Monday, May 08, 2006

Pfizer broke law with'96 drug trial, Nigeria finds

From NJ.com:

Nigerian medical experts have concluded that Pfizer Inc. violated international law during a 1996 epidemic when the company tested an unapproved drug on children with brain infections, The Washington Post reported.

A Nigerian government report on the panel findings that was never released was recently obtained by the Post. The report was provided by a source who asked to remain anonymous because of personal safety concerns, the newspaper reported yesterday.

The Infectious Diseases Hospital in Kano, Nigeria, was treating meningitis patients in 1996 when Pfizer administered the experimental drug Trovan to children.

Pfizer never obtained authorization from the Nigerian government to give the unproven drug to nearly 100 children and infants, the panel's report concludes. Pfizer selected the patients at a field hospital in the city of Kano, where the children had been taken to be treated for an often deadly strain of meningitis.

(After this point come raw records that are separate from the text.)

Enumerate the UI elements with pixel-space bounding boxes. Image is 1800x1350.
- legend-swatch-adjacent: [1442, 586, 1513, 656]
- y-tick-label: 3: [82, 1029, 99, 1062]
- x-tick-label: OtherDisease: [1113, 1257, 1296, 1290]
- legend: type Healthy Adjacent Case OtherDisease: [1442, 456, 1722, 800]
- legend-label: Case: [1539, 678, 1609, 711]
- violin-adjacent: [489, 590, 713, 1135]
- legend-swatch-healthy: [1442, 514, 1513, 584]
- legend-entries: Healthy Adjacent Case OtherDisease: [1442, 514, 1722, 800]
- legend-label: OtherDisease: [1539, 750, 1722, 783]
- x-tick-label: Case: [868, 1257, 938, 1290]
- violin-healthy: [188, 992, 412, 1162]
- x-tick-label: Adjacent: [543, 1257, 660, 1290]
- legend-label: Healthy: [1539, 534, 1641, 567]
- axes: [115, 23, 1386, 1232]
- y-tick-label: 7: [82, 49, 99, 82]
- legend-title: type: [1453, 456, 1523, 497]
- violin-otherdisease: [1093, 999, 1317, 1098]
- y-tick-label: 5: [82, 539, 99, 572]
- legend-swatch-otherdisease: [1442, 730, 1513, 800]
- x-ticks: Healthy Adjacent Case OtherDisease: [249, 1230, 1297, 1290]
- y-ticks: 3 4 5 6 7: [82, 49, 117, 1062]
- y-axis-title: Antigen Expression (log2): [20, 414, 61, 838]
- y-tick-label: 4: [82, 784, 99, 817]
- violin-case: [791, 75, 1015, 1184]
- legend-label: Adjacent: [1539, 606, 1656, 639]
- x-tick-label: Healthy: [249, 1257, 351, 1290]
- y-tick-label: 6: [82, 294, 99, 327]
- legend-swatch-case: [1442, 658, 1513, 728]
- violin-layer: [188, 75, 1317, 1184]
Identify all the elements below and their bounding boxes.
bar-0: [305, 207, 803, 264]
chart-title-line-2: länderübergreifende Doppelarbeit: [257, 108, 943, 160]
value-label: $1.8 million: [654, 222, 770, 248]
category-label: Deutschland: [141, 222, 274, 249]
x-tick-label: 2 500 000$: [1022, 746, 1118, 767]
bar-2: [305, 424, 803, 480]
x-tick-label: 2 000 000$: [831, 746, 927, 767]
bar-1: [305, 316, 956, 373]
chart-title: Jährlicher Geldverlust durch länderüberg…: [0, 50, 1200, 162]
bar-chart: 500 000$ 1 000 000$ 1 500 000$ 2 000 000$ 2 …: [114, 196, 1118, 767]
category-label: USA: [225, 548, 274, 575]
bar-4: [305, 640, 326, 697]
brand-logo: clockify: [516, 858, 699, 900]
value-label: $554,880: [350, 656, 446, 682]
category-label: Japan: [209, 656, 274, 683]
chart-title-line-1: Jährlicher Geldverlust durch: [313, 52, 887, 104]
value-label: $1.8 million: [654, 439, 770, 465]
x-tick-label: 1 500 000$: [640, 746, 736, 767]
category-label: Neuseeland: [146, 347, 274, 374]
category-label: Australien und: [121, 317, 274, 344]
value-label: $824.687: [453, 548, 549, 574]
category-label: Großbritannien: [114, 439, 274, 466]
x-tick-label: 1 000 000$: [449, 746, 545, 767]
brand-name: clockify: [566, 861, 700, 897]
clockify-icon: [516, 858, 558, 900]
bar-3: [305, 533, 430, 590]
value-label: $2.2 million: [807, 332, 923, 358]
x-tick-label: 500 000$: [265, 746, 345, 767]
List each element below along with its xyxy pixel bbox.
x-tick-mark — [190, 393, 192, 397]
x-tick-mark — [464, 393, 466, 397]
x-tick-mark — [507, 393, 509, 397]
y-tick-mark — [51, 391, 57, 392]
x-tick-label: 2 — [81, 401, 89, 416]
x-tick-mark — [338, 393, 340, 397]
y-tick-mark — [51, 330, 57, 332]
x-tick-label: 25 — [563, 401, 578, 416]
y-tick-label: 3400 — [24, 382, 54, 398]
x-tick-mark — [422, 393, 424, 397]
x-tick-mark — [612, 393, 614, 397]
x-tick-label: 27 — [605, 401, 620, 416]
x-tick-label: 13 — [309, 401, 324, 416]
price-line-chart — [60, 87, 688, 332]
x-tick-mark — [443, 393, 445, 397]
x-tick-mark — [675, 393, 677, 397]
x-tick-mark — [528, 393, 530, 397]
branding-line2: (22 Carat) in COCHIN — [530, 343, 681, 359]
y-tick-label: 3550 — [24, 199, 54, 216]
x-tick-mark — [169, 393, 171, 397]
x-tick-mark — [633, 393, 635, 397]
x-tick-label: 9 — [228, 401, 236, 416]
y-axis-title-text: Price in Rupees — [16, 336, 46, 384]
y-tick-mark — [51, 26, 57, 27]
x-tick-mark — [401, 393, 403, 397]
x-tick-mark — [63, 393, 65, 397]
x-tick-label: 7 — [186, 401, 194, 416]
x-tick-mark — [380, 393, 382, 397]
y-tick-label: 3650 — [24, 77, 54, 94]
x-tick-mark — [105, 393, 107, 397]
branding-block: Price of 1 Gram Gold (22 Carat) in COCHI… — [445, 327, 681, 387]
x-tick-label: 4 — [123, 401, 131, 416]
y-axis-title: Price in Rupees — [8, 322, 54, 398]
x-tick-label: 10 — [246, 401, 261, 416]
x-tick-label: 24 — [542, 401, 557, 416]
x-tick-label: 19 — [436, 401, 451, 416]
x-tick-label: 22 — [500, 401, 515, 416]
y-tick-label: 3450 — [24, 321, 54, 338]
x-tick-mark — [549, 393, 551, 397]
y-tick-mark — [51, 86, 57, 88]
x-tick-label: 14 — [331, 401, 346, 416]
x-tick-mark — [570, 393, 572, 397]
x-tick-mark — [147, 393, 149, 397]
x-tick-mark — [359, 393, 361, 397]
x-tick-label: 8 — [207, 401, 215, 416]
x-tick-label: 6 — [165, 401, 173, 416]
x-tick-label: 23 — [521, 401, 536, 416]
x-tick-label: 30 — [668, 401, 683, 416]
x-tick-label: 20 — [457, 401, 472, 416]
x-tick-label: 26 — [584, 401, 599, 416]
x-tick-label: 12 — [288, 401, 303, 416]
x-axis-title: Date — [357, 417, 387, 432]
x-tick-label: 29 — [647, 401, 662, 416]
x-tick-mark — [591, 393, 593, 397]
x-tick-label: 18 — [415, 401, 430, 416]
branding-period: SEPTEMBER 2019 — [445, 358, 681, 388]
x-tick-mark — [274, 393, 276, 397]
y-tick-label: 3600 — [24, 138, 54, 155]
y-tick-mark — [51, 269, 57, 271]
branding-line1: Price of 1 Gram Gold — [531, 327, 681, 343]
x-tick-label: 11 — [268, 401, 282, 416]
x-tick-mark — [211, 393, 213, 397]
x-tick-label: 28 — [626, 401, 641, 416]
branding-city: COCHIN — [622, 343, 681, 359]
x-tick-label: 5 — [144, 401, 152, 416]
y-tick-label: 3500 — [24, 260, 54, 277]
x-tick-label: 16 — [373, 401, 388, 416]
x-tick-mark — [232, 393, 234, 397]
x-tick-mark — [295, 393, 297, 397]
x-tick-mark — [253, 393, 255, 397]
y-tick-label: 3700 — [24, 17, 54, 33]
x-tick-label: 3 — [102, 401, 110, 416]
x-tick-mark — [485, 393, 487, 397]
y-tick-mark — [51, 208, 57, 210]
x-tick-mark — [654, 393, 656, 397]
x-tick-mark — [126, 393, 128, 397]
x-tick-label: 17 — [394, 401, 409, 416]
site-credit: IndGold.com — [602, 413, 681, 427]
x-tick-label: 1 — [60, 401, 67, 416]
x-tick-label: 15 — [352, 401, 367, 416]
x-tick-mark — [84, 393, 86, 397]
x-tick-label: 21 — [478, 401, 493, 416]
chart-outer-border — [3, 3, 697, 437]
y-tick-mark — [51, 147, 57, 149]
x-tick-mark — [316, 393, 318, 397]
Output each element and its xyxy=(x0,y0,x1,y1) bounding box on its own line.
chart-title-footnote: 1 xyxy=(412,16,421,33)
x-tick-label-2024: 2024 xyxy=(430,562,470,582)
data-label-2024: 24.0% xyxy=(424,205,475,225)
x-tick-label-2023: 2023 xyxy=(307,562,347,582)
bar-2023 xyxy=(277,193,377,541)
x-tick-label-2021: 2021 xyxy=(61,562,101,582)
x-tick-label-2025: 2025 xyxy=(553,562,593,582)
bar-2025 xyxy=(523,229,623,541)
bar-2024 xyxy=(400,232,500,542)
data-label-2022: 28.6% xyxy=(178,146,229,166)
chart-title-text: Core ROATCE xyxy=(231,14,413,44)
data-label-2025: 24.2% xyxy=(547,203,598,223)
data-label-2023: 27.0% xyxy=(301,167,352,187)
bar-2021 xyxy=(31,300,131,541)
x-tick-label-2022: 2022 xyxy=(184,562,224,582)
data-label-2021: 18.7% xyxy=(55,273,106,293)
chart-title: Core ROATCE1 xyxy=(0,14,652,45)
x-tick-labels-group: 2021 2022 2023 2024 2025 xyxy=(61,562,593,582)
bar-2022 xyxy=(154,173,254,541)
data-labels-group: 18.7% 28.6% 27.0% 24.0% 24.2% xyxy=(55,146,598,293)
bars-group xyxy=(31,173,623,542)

The panel concluded the experiment violated Nigerian law, the international Declaration of Helsinki that governs ethical medical research and the U.N. Convention on the Rights of the Child.

The panel said an oral form of Trovan, the Pfizer drug used in the test, had apparently never been given to children with meningitis. There are no records showing that Pfizer told the children or their parents that they were part of an experiment, the Post reported.

Five children died after being treated with the experimental antibiotic and others showed signs of arthritis, although there is no evi dence the drug played a part. Six children died while taking a comparison drug, the newspaper said.

Pfizer pointed to its earlier statements on the matter, while declining to respond to specific points in the panel report. Pfizer said it acted responsibly.

My comment: One of the reasons I do what I do.